On June 16, the PPARB dismissed three petitions, including the one by TUV Austria Turk, which challenged the tender process. Through lawyer Sisule Musungu, the firm pointed out that Kebs' accounting officer executed the notification on April 24, 2024, and the professional opinion was issued on April 25, 2025.
He further said the proceedings before the board revolved around the interpretation of audited financial accounts.
According to Mr Musungu, the firm tabled before the review board a technical guidance, in the form of standards developed by the International Auditing and Assurance Standards Board (IAASB).
But despite providing the same, the board allegedly disregarded the document without justification and imposed a layman’s interpretation on a technical document.
“On account of this error, the board misinterpreted two critical positions of the financial statements, a position which significantly prejudices the ex-parte applicant,” he said.
The firm added that the board took into account irrelevant considerations and in doing so, unlawfully imposed a mandatory requirement not expressed in the tender documents.
“The review board improperly imposed that the audited and approved financial statements ought to have been prepared in accordance with the International Financial Reporting Standards, a financial framework not expressly stipulated in the tender documents,” said Mr Vincent Awich, technical manager at the firm.
Last month, the board chaired by Ms Alice Oeri dismissed the applications stating that the failure to provide audited financial statements constituted a violation of the mandatory requirements, thereby rendering the bid non-responsive.

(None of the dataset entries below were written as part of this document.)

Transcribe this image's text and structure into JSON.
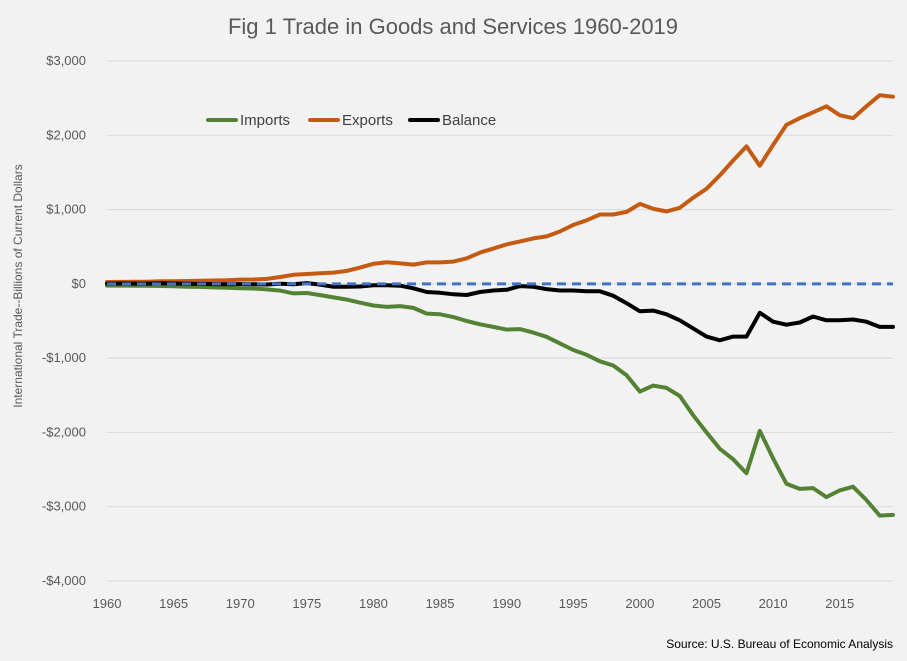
{
  "chart_data": {
    "type": "line",
    "title": "Fig 1 Trade in Goods and Services 1960-2019",
    "ylabel": "International Trade--Billions of Current Dollars",
    "xlabel": "",
    "source": "Source: U.S. Bureau of Economic Analysis",
    "xlim": [
      1960,
      2019
    ],
    "ylim": [
      -4000,
      3000
    ],
    "x_ticks": [
      1960,
      1965,
      1970,
      1975,
      1980,
      1985,
      1990,
      1995,
      2000,
      2005,
      2010,
      2015
    ],
    "x_tick_labels": [
      "1960",
      "1965",
      "1970",
      "1975",
      "1980",
      "1985",
      "1990",
      "1995",
      "2000",
      "2005",
      "2010",
      "2015"
    ],
    "y_ticks": [
      3000,
      2000,
      1000,
      0,
      -1000,
      -2000,
      -3000,
      -4000
    ],
    "y_tick_labels": [
      "$3,000",
      "$2,000",
      "$1,000",
      "$0",
      "-$1,000",
      "-$2,000",
      "-$3,000",
      "-$4,000"
    ],
    "grid": "horizontal",
    "legend_position": "top-left",
    "zero_line_color": "#4472c4",
    "x": [
      1960,
      1961,
      1962,
      1963,
      1964,
      1965,
      1966,
      1967,
      1968,
      1969,
      1970,
      1971,
      1972,
      1973,
      1974,
      1975,
      1976,
      1977,
      1978,
      1979,
      1980,
      1981,
      1982,
      1983,
      1984,
      1985,
      1986,
      1987,
      1988,
      1989,
      1990,
      1991,
      1992,
      1993,
      1994,
      1995,
      1996,
      1997,
      1998,
      1999,
      2000,
      2001,
      2002,
      2003,
      2004,
      2005,
      2006,
      2007,
      2008,
      2009,
      2010,
      2011,
      2012,
      2013,
      2014,
      2015,
      2016,
      2017,
      2018,
      2019
    ],
    "series": [
      {
        "name": "Imports",
        "color": "#548235",
        "values": [
          -23,
          -23,
          -25,
          -26,
          -29,
          -32,
          -38,
          -41,
          -48,
          -53,
          -60,
          -63,
          -74,
          -91,
          -128,
          -123,
          -151,
          -182,
          -212,
          -253,
          -291,
          -310,
          -299,
          -324,
          -400,
          -410,
          -448,
          -500,
          -545,
          -580,
          -616,
          -609,
          -656,
          -713,
          -802,
          -890,
          -955,
          -1042,
          -1099,
          -1231,
          -1450,
          -1370,
          -1400,
          -1510,
          -1770,
          -2000,
          -2220,
          -2360,
          -2550,
          -1980,
          -2350,
          -2690,
          -2760,
          -2750,
          -2870,
          -2780,
          -2730,
          -2910,
          -3120,
          -3110
        ]
      },
      {
        "name": "Exports",
        "color": "#c55a11",
        "values": [
          25,
          27,
          28,
          29,
          34,
          36,
          39,
          41,
          45,
          49,
          57,
          59,
          67,
          92,
          122,
          133,
          143,
          152,
          175,
          219,
          270,
          290,
          276,
          259,
          289,
          289,
          299,
          344,
          421,
          474,
          531,
          571,
          612,
          639,
          705,
          794,
          856,
          934,
          933,
          968,
          1076,
          1010,
          976,
          1024,
          1160,
          1280,
          1460,
          1660,
          1850,
          1590,
          1870,
          2140,
          2230,
          2310,
          2390,
          2270,
          2230,
          2390,
          2540,
          2520
        ]
      },
      {
        "name": "Balance",
        "color": "#000000",
        "values": [
          3,
          5,
          3,
          4,
          7,
          5,
          2,
          0,
          -3,
          -4,
          -3,
          -4,
          -8,
          1,
          -6,
          10,
          -10,
          -40,
          -40,
          -35,
          -20,
          -20,
          -25,
          -60,
          -110,
          -120,
          -140,
          -150,
          -110,
          -90,
          -80,
          -30,
          -40,
          -70,
          -90,
          -90,
          -100,
          -100,
          -160,
          -260,
          -370,
          -360,
          -410,
          -490,
          -600,
          -710,
          -760,
          -710,
          -710,
          -390,
          -510,
          -550,
          -520,
          -440,
          -490,
          -490,
          -480,
          -510,
          -580,
          -580
        ]
      }
    ]
  }
}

“In view of the foregoing, the board finds that the applicant did not submit a full set of audited financial statements as claimed in paragraph 10 of the Request for Review. Consequently, the applicant's submission fell short of complying with Mandatory Requirement No. 9,” Ms Oeri said.
In the tender, nine firms were found non-responsive at the preliminary evaluation stage, while 10 bidders met all the mandatory requirements and were accordingly declared responsive.
The head of procurement at Kebs Ms Jane Ndinya, reviewed the procurement process on April 25 and concurred with the evaluation committee’s recommendation to pre-qualify the ten tenderers, subject to the conduct of due diligence.
TUV Austria Turk, TIC Quality Control, and Bay Area Compliance Laboratories Corp challenged the process at the review board arguing that they were knocked out unfairly.
The review board dismissed the applications and allowed Kebs to proceed with the process.